Palate Workout Turns Down Snoring


Daily oropharyngeal exercises yield results, but mechanism is unclear..

Daily oropharyngeal exercises reduced snoring levels compared with nasal dilator strips plus respiratory exercises, researchers reported.

Three months of oropharyngeal exercises reduced both the frequency and power of snoring, wrote Vanessa Ieto, PhD, of the Heart Institute at the University of Sao Paulo Medical School in Brazil, and colleagues in CHEST.

The randomized, controlled study looked at 39 adults with a primary complaint of snoring and a recent diagnosis of primary snoring or mild-to-moderate obstructive sleep apnea (OSA).

There are no standard treatments for snoring unless patients have severe sleep apnea, Geraldo Lorenzi-Filho, MD, PhD, a pulmonologist at the Heart Institute, told MedPage Today in an email. “Science had devoted little attention to treatments of snoring,” he said.

The principle of exercising while awake to influence muscle behavior while asleep is a good one, but the mechanism is neither known nor intuitive, Kingman Strohl, MD, a pulmonary/critical care and sleep medicine specialist at University Hospitals Case Medical Center in Cleveland, told MedPage Today.

Previous studies have shown that training the upper airways either by an exercise regimen or by playing the didgeridoo (a wind instrument) can reduce moderate OSA and snoring, the authors wrote.

“You can change how your muscles work if you are training muscles that open the airway more than you’re training muscles that close the airway, or you’re de-training muscles that close the airway while keeping muscles that open the airway more active,” Strohl said. “But these are speculation.”

More research is needed to define exactly which muscles are being activated during such exercises and which muscles are involved in snoring and sleep apnea, he added.

The exercises were developed by speech therapists in Brazil over the last 15 years, Lorenzi-Filho said. “[They] are directed to the muscles that are involved directly and indirectly with snoring and sleep apnea, and include the tongue and the palate.”

Exercises involved the tongue, soft palate, and hard palate. They included elevation of the soft palate and uvula for several seconds, pushing the tip of the tongue against the hard palate while sliding the tongue backward, sucking the tongue upward against the hard palate, and pushing the back of the tongue against the floor of the mouth.

Authors acknowledged the limitation that the exercises were derived from those targeting speech or swallowing activity rather than snoring itself.

Patients in the control group used nasal dilators while sleeping, performed nasal lavage with saline solution three times daily, and did deep breathing exercises through the nose.

Those in the therapy group did nasal lavage three times daily followed by 8 minutes of oropharyngeal exercises.

More than three-quarters of patients in both groups adhered to the exercises for 3 months (mean 85 ± 8%).

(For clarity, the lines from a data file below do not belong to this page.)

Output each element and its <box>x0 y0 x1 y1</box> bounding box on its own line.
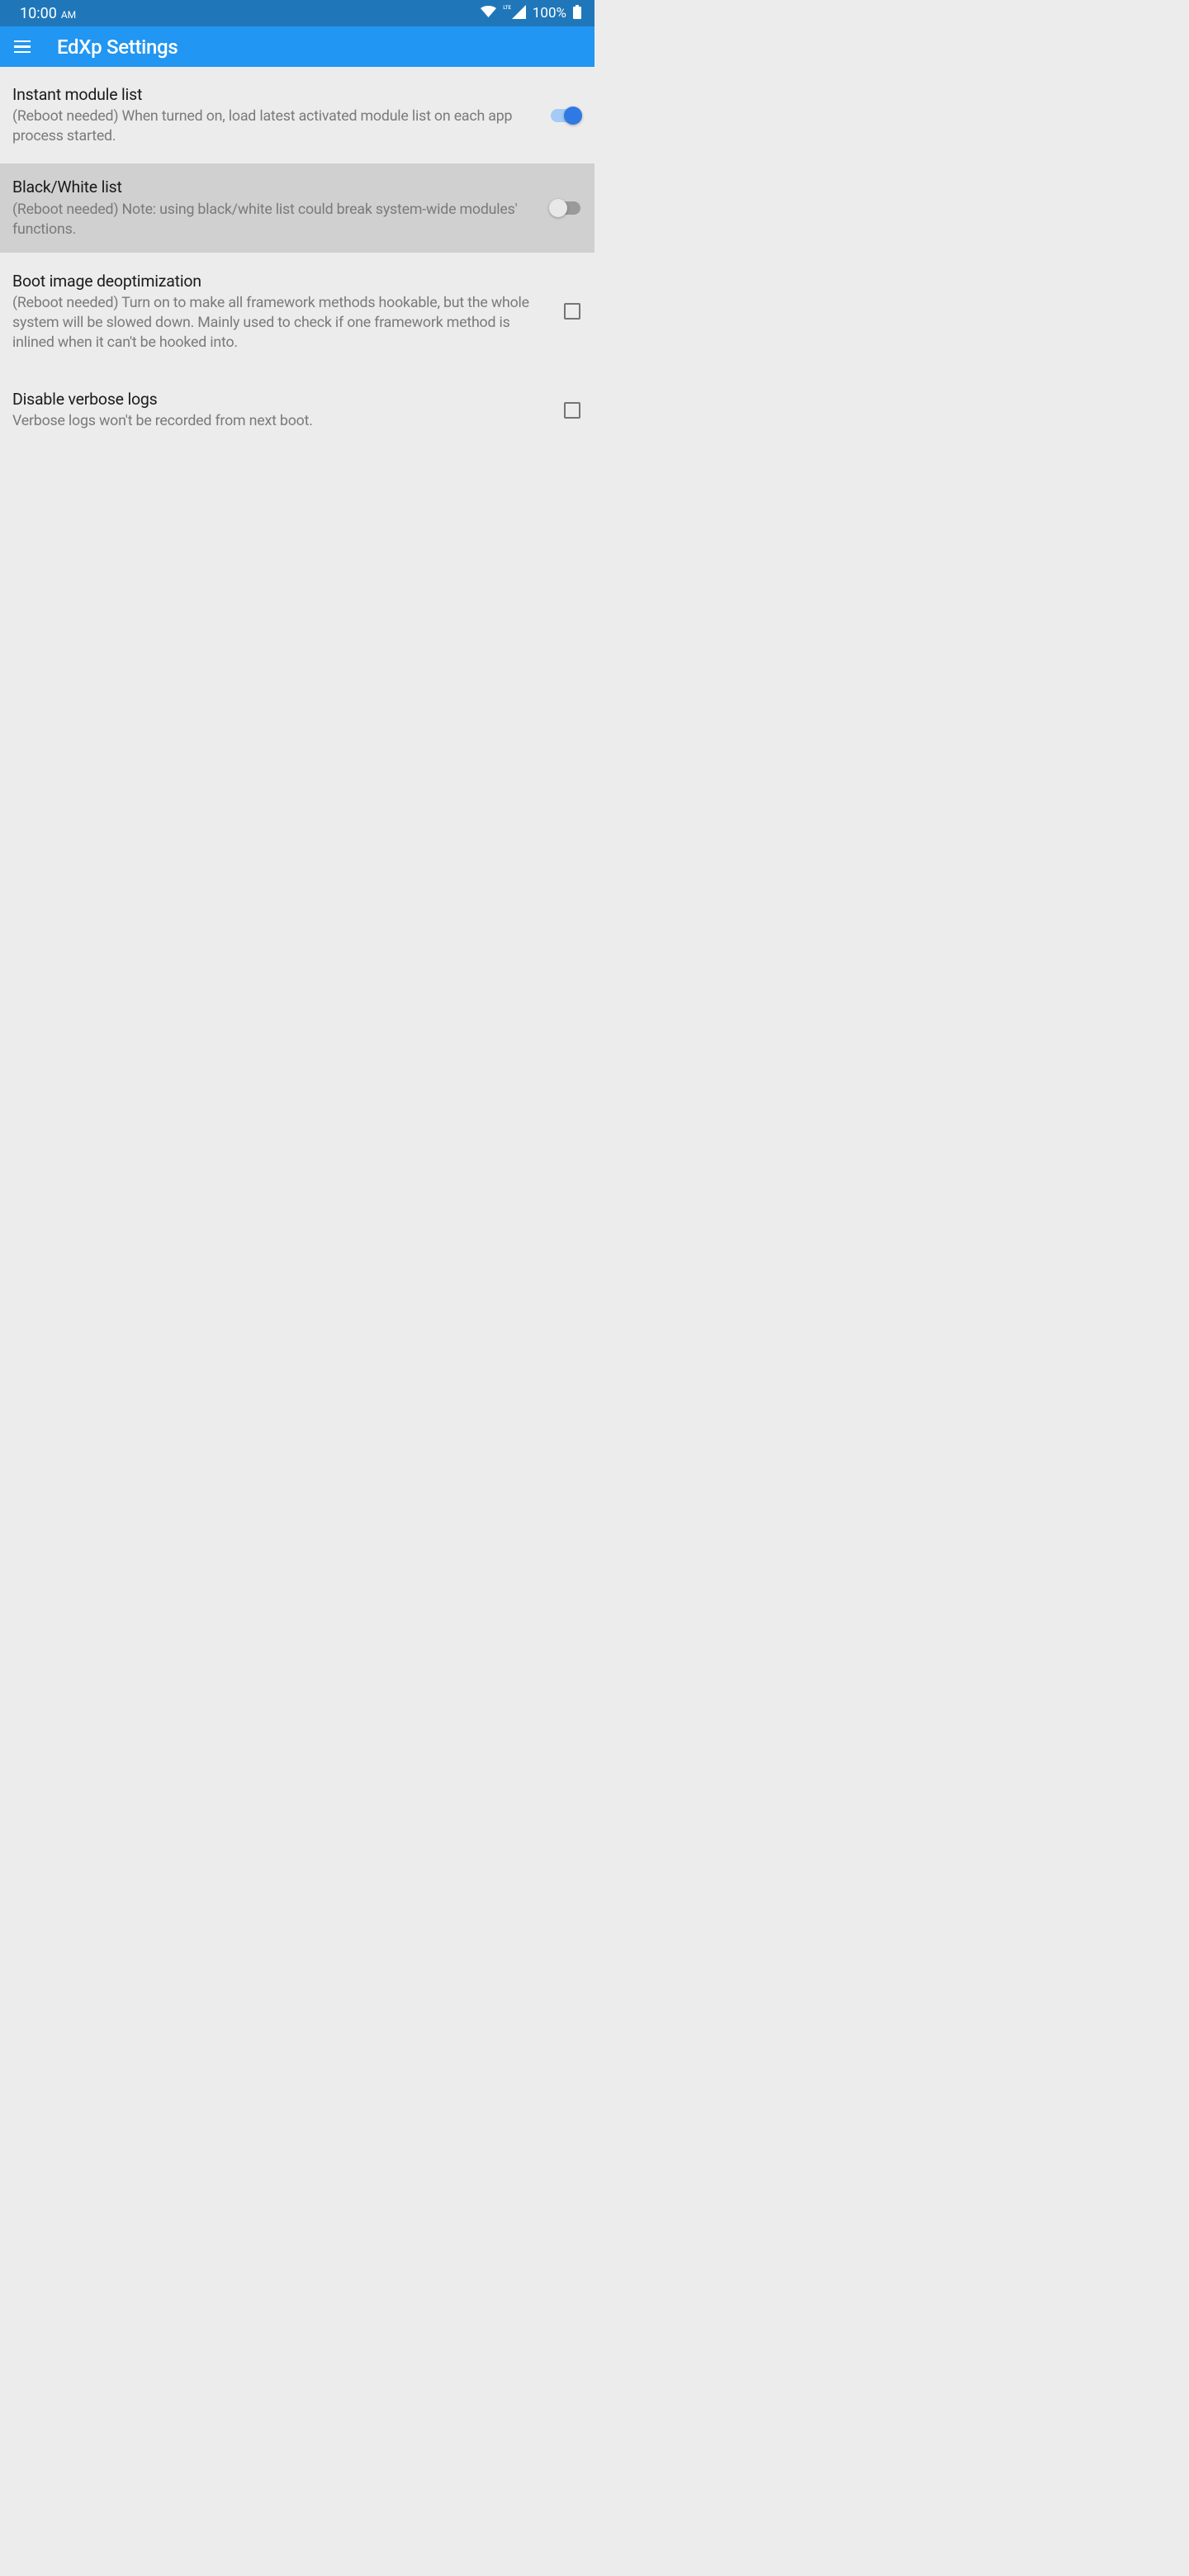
app-title: EdXp Settings <box>57 36 178 59</box>
setting-desc: Verbose logs won't be recorded from next… <box>12 411 549 431</box>
setting-boot-image-deoptimization[interactable]: Boot image deoptimization (Reboot needed… <box>0 253 594 371</box>
lte-label: LTE <box>503 5 511 11</box>
status-bar: 10:00 AM LTE 100% <box>0 0 594 26</box>
status-time-hm: 10:00 <box>20 5 57 22</box>
setting-desc: (Reboot needed) When turned on, load lat… <box>12 107 536 146</box>
checkbox-disable-verbose-logs[interactable] <box>564 402 580 419</box>
switch-instant-module-list[interactable] <box>551 109 580 122</box>
switch-black-white-list[interactable] <box>551 201 580 215</box>
setting-title: Boot image deoptimization <box>12 271 549 292</box>
setting-disable-verbose-logs[interactable]: Disable verbose logs Verbose logs won't … <box>0 371 594 444</box>
setting-instant-module-list[interactable]: Instant module list (Reboot needed) When… <box>0 67 594 163</box>
status-time-ampm: AM <box>61 9 76 21</box>
checkbox-boot-image-deoptimization[interactable] <box>564 303 580 320</box>
setting-desc: (Reboot needed) Turn on to make all fram… <box>12 293 549 353</box>
setting-title: Disable verbose logs <box>12 389 549 410</box>
setting-title: Instant module list <box>12 84 536 106</box>
battery-icon <box>573 5 581 22</box>
setting-black-white-list[interactable]: Black/White list (Reboot needed) Note: u… <box>0 163 594 252</box>
status-right: LTE 100% <box>481 5 581 22</box>
setting-title: Black/White list <box>12 177 536 198</box>
wifi-icon <box>481 6 496 21</box>
status-time: 10:00 AM <box>20 5 76 22</box>
battery-percentage: 100% <box>533 5 566 21</box>
cellular-signal-icon <box>512 5 526 22</box>
app-bar: EdXp Settings <box>0 26 594 67</box>
settings-list: Instant module list (Reboot needed) When… <box>0 67 594 444</box>
setting-desc: (Reboot needed) Note: using black/white … <box>12 200 536 239</box>
menu-icon[interactable] <box>14 40 31 53</box>
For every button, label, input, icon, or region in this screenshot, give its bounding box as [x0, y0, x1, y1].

Adherence may also be a limitation in a real-world setting without regular coaching, Strohl said. “Unless there is an immediate response perceived by the individual, it’s hard to maintain,” he said.

Author Lorenzi-Filho agreed. “[The exercises] are not long, but most people do not have the determination to do it,” he said. “However, this is a little bit like doing exercises — it may be be difficult to start, but once you get used to it and see results, it is feasible.”

The study excluded patients with a body mass index ≥ 40 kg/m2, those who were smokers, had a history of alcohol abuse, lacked teeth, had severe nasal obstruction, had hypertrophic tonsils, had craniofacial malformation, used hypnotic medications regularly, or had severe comorbidities.

Before randomization, all patients underwent polysomnography and a snore recording to diagnose OSA and establish objective measurements for snoring.

Patients were primarily “middle aged and overweight patients who were disturbed by snoring, were on average not sleepy, and did not present severe OSA,” the authors wrote.

Outcomes were expressed as Snore Index (total number of snores/total sleep time) and Total Snore Index (sound intensity power generated by all snoring episodes/total sleep time).

Questionnaires were also completed by both the participants and the bed partner to evaluate snoring levels, daytime sleepiness, and quality of sleep.

Those in the therapy group had a reduction in snoring frequency by 36% and total power by 59%. There was also a decrease in the perception of snoring by the bed partner.

Patients in the therapy group had a “small but significant decrease” in neck circumference as well.

In a subgroup analysis of patients with moderate OSA, the Apnea-Hypopnea Index decreased significantly in the therapy group: 25.4 (22.1-28.7) versus 18.1 (15.4-24.1) events/hour, P=0.017).